On the Robert Reich Film: 'Inequality For All"

Economist Robert Reich is out with a film, Inequality for All. By the end of the film, it will be clear that Reich is quite comfortable with his shortness. In fact, before the end of the film, you will want him to stop with his short jokes.

If you are at all familiar with economics, you will want the entire film to stop, probably by the 15 minute mark. I have heard more sophisticated lefty arguments in San Francisco bars then the ones made in this film.

Reich does nothing but throw up a bunch of charts on the screen without full context, beyond that he promotes through out the film the Keynesian notion that it is consumption that drives the economy and states that higher taxes on the rich will help the economy grow (because the rich save instead of consume).

His favorite chart shows wealth inequality peaking in 1928 and 2007, but he never mentions the connection between those years and peak Federal Reserve money pumping. In fact, in a movie about the economy, he doesn't mention the Fed at all, not once. He does point out that the most recent explosion in CEO salaries started in the 1990s, but fails to mention that this was when government stepped in to protect establishment CEOs against upstarts that were trying to end the establishment gravy train.

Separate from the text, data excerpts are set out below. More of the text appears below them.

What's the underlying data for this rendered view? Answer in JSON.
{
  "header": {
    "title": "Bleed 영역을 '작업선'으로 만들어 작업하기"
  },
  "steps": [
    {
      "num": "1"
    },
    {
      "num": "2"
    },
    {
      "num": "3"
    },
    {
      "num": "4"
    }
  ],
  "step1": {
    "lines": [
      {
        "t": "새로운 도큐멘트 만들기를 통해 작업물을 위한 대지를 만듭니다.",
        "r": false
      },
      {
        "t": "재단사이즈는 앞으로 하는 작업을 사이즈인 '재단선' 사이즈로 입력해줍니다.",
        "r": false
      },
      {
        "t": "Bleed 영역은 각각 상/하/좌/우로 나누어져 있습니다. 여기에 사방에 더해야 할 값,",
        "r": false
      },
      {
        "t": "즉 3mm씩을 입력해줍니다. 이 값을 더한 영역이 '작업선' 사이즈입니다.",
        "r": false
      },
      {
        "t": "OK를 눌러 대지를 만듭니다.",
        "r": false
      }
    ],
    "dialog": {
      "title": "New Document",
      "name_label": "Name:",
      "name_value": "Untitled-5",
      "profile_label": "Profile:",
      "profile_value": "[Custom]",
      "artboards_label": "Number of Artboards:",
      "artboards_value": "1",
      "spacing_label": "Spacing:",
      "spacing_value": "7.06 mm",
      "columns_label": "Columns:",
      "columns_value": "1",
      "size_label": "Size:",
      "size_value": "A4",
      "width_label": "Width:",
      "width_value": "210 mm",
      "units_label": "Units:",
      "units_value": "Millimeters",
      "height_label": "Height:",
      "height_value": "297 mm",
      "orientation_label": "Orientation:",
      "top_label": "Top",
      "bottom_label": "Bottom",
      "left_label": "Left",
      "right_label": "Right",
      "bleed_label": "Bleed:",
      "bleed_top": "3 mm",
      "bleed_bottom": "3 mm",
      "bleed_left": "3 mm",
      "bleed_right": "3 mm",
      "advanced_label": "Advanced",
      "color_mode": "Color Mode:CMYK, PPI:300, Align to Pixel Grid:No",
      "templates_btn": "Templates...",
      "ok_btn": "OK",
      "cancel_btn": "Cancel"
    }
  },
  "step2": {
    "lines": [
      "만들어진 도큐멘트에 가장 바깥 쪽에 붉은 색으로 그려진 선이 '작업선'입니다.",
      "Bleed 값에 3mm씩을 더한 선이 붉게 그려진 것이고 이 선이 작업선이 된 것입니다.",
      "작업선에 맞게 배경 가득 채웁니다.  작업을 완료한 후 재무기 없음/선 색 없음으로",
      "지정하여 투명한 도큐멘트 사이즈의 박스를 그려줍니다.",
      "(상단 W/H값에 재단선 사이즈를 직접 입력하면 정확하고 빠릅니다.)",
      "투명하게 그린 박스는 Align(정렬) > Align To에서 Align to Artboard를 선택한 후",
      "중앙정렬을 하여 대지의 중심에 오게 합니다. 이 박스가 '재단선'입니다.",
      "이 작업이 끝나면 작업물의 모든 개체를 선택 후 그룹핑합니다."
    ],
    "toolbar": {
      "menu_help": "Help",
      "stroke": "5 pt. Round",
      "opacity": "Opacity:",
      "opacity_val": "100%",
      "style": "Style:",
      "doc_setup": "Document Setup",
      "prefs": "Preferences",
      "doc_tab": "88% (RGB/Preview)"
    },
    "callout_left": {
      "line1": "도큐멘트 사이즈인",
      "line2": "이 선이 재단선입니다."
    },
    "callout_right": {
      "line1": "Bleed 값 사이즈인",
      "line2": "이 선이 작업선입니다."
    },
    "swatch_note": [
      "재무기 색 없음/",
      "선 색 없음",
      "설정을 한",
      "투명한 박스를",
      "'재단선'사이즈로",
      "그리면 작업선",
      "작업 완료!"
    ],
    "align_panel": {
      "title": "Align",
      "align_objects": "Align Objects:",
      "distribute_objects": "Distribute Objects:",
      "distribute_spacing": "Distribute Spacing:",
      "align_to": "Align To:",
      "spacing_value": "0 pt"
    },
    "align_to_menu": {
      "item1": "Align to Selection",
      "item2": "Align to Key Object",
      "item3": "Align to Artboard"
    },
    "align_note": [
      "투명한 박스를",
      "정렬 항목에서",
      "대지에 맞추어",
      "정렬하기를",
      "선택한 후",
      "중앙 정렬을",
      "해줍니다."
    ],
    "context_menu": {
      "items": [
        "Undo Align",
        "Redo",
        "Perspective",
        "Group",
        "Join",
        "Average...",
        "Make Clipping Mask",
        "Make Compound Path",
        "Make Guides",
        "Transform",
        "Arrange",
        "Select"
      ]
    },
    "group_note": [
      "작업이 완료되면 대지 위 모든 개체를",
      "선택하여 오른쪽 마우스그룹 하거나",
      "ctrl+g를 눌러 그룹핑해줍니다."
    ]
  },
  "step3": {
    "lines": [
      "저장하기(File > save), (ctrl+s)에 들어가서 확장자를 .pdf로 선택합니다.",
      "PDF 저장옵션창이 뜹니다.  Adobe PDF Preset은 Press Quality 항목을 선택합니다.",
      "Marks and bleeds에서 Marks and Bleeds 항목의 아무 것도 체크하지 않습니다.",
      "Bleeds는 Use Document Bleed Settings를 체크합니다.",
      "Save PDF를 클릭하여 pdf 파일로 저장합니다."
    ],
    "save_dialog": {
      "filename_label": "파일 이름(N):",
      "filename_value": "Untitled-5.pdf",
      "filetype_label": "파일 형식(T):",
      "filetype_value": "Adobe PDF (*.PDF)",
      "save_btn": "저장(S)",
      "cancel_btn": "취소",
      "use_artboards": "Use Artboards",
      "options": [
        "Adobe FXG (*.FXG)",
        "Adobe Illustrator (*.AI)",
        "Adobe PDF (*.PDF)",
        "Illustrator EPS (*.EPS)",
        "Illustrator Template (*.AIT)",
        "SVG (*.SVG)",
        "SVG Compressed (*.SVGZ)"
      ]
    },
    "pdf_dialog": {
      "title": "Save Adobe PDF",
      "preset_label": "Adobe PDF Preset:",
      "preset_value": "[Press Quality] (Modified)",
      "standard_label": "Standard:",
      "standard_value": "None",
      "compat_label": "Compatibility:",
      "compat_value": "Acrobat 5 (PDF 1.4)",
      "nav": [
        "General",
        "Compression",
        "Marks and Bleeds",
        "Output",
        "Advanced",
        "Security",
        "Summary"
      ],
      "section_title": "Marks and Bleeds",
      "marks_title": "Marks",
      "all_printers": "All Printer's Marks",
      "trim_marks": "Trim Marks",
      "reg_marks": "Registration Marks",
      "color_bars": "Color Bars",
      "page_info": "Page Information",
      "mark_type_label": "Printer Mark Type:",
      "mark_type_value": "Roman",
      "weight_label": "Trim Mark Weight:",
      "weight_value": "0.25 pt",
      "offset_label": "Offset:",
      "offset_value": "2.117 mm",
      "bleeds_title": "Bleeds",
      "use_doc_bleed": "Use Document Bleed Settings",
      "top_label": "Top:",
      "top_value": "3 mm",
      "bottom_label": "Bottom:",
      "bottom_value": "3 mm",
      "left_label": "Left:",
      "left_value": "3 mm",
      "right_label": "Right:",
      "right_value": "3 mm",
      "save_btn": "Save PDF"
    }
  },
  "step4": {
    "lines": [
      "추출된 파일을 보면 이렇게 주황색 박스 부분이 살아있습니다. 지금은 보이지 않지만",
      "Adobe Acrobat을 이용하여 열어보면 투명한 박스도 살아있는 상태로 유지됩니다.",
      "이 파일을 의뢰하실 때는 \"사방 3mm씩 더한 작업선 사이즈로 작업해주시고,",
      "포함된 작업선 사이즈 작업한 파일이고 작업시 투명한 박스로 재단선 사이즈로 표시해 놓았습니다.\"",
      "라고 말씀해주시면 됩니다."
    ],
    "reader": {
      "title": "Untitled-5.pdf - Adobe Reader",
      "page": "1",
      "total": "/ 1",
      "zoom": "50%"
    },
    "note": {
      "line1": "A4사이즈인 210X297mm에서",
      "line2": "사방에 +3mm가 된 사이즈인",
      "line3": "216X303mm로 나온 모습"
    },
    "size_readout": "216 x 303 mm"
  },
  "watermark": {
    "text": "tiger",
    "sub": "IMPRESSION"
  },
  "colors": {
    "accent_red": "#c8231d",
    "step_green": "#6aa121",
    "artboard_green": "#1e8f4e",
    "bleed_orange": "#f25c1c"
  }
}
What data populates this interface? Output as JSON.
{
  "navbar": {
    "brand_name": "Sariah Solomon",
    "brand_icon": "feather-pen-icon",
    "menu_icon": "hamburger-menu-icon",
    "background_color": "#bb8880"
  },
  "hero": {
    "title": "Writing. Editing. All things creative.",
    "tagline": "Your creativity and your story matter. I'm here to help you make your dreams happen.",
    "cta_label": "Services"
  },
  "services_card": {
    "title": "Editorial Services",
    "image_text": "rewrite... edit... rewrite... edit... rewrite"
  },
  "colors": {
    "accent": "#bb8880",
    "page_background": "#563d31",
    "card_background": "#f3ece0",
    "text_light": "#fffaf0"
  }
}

Michael Milken was indicted for racketeering and securities fraud in 1989 by US Attorney Rudy Giuliani, who had big time political ambitions and took marching orders from the establishment. Milken was funding takeovers by raiders of establishment firms, The raiders were putting an end to the super high CEO salaries and over the top perks. Once Milken was in jail and it was clear to Wall Street that anyone who attempted to mess with establishment CEO perks faced ending up in the slammer, the era of the hostile takeovers stopped cold. There was not a word about this in the film. Instead, Reich mentions the absurd leftist claim that it was the lifting of regulations that caused the expanding difference in wages of the 1% and the middle class. In fact, it was the stretching of regulations by Giuliani that put fear into raiders that allowed CEO salary abuses to skyrocket.